31 mars 2017 Ecrit par 
Crédit photos : Christelle Marque (Chris Robert Photographie), ainsi que "Dans les yeux de Patrick", et... le père de Marion.

Zumba. Marion Cherriere est une professeur de Zumba qui a la particularité de ne pas dispenser ses cours uniquement en salle de sports. En effet, cette passionnée et véritable accro au sport dispense des cours... en prison. Une initiative totalement volontaire et épanouissante pour Marion qui a accepté de se livrer à un long entretien avec SportaCaen.fr pour nous faire part de son expérience.

 

Donner des cours de Zumba à des femmes incarcérées ? L'idée a de quoi surprendre alors on a demandé à Marion Cherriere de nous raconter dans un long entretien comment cette idée lui était venue et de nous décrire le déroulement de cette activité.

 

Ayant déjà donné des cours pour des enfants handicapés et alors qu'elle va bientôt essayer de faire connaître la Zumba à des personnes en fauteuil roulant, notre prof de fitness, toujours souriante, revient avec nous sur cette aventure si enrichissante pour elle.

 

(Au début de l'interview, l'intéressée semble un peu nerveuse, ndlr) Déstresse.

J'ai l'impression d'être à un entretien d'embauche (rires).

 

Premièrement, qui es-tu et que fais-tu dans la vie ?

Je m'appelle Marion Cherriere et ça fait huit ans que je suis professeur de fitness. J'ai toujours fait du sport, quand j'étais petite, je faisais beaucoup de danse, après j'ai fait du hockey sur glace, j'ai touché un petit peu à tout. Je suis tombée dans le milieu du fitness en tant que cliente et, à cette époque-là, je faisais un master de géographie. J'ai fini mon master et je me suis rendu compte que la géographie m'intéressait mais sans plus. Je voulais faire du sport, du coup, je suis passée par le CREPS de Houlgate pour faire ma formation et j'ai été embauchée direct parce que, dans ce métier-là il y a beaucoup, beaucoup de travail.
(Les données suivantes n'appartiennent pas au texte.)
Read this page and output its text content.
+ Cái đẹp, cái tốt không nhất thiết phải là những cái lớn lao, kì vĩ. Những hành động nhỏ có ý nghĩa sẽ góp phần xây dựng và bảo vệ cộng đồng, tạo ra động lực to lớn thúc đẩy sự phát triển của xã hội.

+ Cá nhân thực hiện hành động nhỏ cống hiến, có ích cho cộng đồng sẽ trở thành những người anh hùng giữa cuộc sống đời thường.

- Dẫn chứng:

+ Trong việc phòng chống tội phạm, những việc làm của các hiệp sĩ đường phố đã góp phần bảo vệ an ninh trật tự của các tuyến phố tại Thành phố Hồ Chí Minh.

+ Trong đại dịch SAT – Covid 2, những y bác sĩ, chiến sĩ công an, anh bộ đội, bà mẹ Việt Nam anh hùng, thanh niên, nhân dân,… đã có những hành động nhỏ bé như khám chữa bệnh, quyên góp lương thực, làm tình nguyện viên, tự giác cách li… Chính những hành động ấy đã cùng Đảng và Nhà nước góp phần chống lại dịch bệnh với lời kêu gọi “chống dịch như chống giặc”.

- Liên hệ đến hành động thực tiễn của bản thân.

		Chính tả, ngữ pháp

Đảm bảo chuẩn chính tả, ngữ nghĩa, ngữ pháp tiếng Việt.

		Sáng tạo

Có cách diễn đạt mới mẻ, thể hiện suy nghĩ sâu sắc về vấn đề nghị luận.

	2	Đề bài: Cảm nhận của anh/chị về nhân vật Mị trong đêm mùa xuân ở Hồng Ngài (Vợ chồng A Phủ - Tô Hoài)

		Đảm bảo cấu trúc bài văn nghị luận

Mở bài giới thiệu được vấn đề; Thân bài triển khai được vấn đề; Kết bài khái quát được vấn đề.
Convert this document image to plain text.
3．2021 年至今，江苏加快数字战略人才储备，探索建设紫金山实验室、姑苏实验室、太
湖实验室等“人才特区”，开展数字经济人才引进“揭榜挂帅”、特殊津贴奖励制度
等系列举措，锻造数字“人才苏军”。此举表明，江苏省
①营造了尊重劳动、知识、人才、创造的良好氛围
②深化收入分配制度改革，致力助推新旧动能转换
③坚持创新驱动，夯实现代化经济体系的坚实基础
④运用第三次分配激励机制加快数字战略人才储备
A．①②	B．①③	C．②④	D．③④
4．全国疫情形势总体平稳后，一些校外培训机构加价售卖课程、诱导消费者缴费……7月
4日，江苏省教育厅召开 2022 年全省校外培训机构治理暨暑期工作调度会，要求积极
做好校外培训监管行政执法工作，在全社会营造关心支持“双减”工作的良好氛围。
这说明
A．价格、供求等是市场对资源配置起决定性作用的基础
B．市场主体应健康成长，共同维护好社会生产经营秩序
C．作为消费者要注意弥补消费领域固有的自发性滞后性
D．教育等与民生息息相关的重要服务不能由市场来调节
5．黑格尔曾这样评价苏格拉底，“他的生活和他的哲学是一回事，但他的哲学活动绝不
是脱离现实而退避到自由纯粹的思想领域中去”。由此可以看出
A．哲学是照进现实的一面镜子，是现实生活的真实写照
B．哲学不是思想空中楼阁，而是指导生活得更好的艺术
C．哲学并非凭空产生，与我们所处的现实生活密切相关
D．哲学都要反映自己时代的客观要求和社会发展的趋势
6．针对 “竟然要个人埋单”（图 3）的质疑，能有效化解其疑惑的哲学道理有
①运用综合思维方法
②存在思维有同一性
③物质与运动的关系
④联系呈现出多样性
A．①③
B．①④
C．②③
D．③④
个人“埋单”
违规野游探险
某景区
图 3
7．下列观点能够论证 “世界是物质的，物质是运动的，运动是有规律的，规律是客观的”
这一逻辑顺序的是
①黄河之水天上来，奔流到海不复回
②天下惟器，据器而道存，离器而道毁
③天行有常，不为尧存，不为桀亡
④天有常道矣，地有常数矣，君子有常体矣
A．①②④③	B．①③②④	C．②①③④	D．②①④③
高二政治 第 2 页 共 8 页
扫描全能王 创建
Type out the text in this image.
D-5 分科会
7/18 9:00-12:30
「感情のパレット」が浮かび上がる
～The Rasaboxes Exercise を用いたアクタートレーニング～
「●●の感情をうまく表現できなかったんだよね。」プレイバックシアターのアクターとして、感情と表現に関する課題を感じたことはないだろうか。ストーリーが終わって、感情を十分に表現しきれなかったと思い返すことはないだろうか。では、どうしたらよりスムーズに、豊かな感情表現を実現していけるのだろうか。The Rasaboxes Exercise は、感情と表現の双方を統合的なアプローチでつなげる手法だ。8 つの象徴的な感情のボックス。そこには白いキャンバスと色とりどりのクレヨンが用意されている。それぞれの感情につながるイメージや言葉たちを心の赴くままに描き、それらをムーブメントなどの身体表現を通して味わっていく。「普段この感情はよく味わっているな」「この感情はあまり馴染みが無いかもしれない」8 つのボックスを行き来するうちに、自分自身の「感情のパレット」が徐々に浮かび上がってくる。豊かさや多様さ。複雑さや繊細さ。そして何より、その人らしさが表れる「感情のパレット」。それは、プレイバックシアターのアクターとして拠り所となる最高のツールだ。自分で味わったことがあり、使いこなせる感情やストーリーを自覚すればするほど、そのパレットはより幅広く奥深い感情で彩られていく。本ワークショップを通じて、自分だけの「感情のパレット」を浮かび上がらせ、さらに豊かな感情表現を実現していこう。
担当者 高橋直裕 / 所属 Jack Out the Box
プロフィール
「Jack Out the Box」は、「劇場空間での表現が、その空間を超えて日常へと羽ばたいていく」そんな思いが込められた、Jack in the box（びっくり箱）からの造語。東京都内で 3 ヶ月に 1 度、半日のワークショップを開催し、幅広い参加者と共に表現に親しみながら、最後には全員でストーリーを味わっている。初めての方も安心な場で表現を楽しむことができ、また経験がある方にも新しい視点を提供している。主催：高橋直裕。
Maintenant, je suis prof de fitness et la Zumba, ça va faire sept ans que j'en fais, c'était tout nouveau sur Caen quand j'ai commencé, j'étais une des premières profs. C'est un métier qui marche à fond et maintenant, je ne vis presque que de la Zumba. Je fais encore quelques cours de fitness normaux mais principalement de la Zumba.

 

Il est vrai que la Zumba est en vogue depuis quelques temps, les cours se multiplient.

Maintenant, t'en as partout, même dans les campagnes, la preuve : je travaille le lundi et le jeudi à la salle des fêtes d'Émiéville. Émiéville, il y a 500 habitants (583 pour être exact, ndlr) et j'ai une centaine d'adhérents. Après, je n'ai pas que des gens d'Émiéville mais en gros, c'est l'attraction de la semaine du petit village, on sait que le lundi et le jeudi, il y a Zumba. Ça marche partout.

 

La Zumba, c'est transpirer, ne pas réfléchir et s'amuser !

 

Pour ceux qui ne connaîtraient pas, qu'est-ce que c'est que la Zumba ?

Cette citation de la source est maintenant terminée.